English also says in the letter that the mixing of soil was only evaluated in one location on each property and doesn’t know if the mixing of the soil is localized or widespread along the soil’s right of way. Jameison says that Spire is willing to work on issues on a case-by-case basis to mitigate any current or future problems within reason with landowners.
English claims that CLC has belied the record with FERC on what has actually happened along the pipeline. Despite Spire’s claims, a number of Greene, Scott, and Jersey landowners continue to express concerns and disagree with Spire’s claims. They have sought the help of 13th District Congressman Rodney Davis in the FERC hearing process to plead their case against Spire.
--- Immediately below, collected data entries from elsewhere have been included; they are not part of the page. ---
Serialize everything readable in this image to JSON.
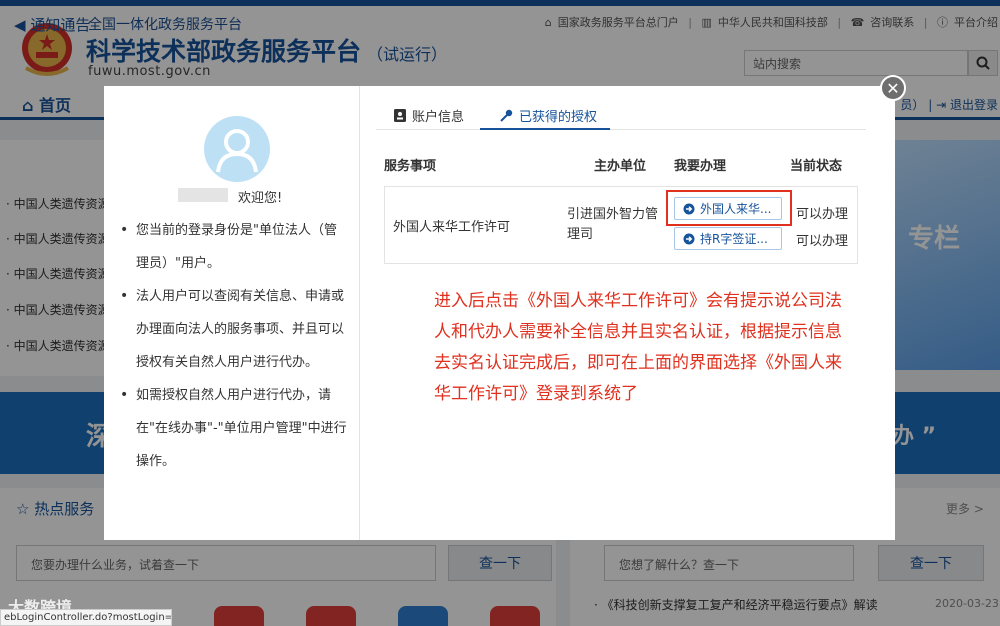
{
  "header": {
    "platform_label": "全国一体化政务服务平台",
    "site_title": "科学技术部政务服务平台",
    "site_title_note": "（试运行）",
    "site_url": "fuwu.most.gov.cn",
    "top_links": [
      "国家政务服务平台总门户",
      "中华人民共和国科技部",
      "咨询联系",
      "平台介绍"
    ],
    "search_placeholder": "站内搜索"
  },
  "nav": {
    "home": "首页",
    "partial_right": "员）",
    "logout": "退出登录"
  },
  "notice": {
    "title": "通知通告",
    "items": [
      "中国人类遗传资源",
      "中国人类遗传资源",
      "中国人类遗传资源",
      "中国人类遗传资源",
      "中国人类遗传资源"
    ]
  },
  "banner": {
    "text": "专栏"
  },
  "slogan": {
    "left": "深",
    "right": "办 ”"
  },
  "hot_services": {
    "title": "热点服务",
    "search_placeholder": "您要办理什么业务，试着查一下",
    "search_button": "查一下"
  },
  "right_column": {
    "more": "更多 >",
    "search_placeholder": "您想了解什么？查一下",
    "search_button": "查一下",
    "news_title": "《科技创新支撑复工复产和经济平稳运行要点》解读",
    "news_date": "2020-03-23"
  },
  "watermark": "大数跨境",
  "status_bar_url": "ebLoginController.do?mostLogin=true",
  "modal": {
    "welcome": "欢迎您!",
    "info": [
      "您当前的登录身份是\"单位法人（管理员）\"用户。",
      "法人用户可以查阅有关信息、申请或办理面向法人的服务事项、并且可以授权有关自然人用户进行代办。",
      "如需授权自然人用户进行代办，请在\"在线办事\"-\"单位用户管理\"中进行操作。"
    ],
    "tabs": {
      "account": "账户信息",
      "authorized": "已获得的授权"
    },
    "table": {
      "headers": [
        "服务事项",
        "主办单位",
        "我要办理",
        "当前状态"
      ],
      "row": {
        "service": "外国人来华工作许可",
        "organizer": "引进国外智力管理司",
        "actions": [
          "外国人来华...",
          "持R字签证..."
        ],
        "statuses": [
          "可以办理",
          "可以办理"
        ]
      }
    },
    "annotation": "进入后点击《外国人来华工作许可》会有提示说公司法人和代办人需要补全信息并且实名认证，根据提示信息去实名认证完成后，即可在上面的界面选择《外国人来华工作许可》登录到系统了"
  },
  "colors": {
    "primary": "#17539b",
    "highlight": "#e0301e",
    "avatar_bg": "#bde0f5"
  }
}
Jameison says that they are also currently working on proper compensation to municipalities and road districts on agreements for compensation for road damages. He says that a lawsuit filed against several municipalities at the beginning of the project by Spire was a result of a misunderstanding on the road use agreement compensation formulas and reports. He says that his legal team has spoken with Greene County Road Commissioner David Marth in recent weeks on specific problems to determine how Spire should remedy road issues in Greene County.
FERC’s final ruling on the IDOA, CLC, and Spire’s findings are forthcoming.